[PATCH] KVM: SEV: Don't return a still-assigned gmem page to the host

All of lore.kernel.org
 help / color / mirror / Atom feed

* [PATCH] KVM: SEV: Don't return a still-assigned gmem page to the host
@ 2026-06-10 16:10 Hyunwoo Kim
  2026-06-10 16:26 ` sashiko-bot
  2026-06-10 22:16 ` Michael Roth
  0 siblings, 2 replies; 4+ messages in thread
From: Hyunwoo Kim @ 2026-06-10 16:10 UTC (permalink / raw)
  To: seanjc, pbonzini, tglx, mingo, bp, dave.hansen, x86, hpa,
	michael.roth
  Cc: kvm, imv4bel

sev_gmem_invalidate() is called when guest_memfd frees a gmem page.
For each PFN that is still assigned to the guest in the RMP table, it
transitions the page back to hypervisor-owned via rmp_make_shared()
before the page is returned to the host.

A guest-assigned page can reach this path while still private,
because the free path does not transition it beforehand and
sev_gmem_invalidate() is the only place that does.

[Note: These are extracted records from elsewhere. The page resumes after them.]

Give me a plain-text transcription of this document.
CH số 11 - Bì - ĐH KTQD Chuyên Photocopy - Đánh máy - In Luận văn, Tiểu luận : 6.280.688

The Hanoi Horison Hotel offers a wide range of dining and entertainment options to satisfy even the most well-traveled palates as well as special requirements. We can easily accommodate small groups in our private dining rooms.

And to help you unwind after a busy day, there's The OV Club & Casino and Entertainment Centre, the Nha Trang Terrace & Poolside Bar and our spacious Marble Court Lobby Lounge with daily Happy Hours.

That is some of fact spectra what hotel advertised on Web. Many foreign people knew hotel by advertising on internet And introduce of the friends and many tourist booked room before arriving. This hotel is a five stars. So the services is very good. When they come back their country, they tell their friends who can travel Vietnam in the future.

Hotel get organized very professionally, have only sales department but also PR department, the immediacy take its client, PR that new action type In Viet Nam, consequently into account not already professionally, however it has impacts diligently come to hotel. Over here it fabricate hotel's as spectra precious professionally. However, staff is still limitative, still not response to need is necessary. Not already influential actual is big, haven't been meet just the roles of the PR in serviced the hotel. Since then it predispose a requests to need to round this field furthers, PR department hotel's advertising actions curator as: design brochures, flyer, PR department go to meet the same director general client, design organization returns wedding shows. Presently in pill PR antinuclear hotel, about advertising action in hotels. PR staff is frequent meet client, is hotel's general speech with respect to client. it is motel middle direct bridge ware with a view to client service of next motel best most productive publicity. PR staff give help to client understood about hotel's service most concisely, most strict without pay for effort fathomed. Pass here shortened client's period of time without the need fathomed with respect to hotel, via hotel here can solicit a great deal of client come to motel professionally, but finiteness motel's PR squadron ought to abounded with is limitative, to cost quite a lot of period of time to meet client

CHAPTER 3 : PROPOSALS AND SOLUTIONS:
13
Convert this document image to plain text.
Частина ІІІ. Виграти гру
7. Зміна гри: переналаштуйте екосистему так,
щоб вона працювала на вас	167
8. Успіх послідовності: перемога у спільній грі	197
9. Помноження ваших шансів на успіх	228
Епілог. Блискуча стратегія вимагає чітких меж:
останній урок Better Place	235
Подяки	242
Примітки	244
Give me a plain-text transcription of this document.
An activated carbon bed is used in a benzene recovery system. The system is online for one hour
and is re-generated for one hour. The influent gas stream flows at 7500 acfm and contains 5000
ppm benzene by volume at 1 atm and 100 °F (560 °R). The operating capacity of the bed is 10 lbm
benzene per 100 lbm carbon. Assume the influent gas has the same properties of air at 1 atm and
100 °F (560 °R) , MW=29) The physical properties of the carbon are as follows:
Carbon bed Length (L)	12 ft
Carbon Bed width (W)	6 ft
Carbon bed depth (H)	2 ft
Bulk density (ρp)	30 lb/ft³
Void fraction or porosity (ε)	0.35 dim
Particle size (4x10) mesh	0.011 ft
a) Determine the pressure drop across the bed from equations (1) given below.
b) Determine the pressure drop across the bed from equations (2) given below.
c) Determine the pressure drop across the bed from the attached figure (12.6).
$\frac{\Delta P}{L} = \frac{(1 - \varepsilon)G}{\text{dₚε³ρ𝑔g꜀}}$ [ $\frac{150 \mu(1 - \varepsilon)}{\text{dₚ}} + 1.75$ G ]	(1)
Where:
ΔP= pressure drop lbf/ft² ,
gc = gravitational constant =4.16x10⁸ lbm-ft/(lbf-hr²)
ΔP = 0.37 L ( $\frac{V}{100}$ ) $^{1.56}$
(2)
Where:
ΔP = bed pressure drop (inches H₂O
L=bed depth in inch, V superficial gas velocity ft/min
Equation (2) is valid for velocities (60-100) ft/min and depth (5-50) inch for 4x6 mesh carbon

A gmem page used
as a vCPU's VMSA after SEV-SNP AP creation is one such case. When
rmp_make_shared() fails, the RMP entry remains guest-owned and the
host cannot use the page because of RMP protection, so it must not be
returned to the host. The existing code only issues WARN_ONCE() and
continues to the next PFN, returning the page to the host allocator.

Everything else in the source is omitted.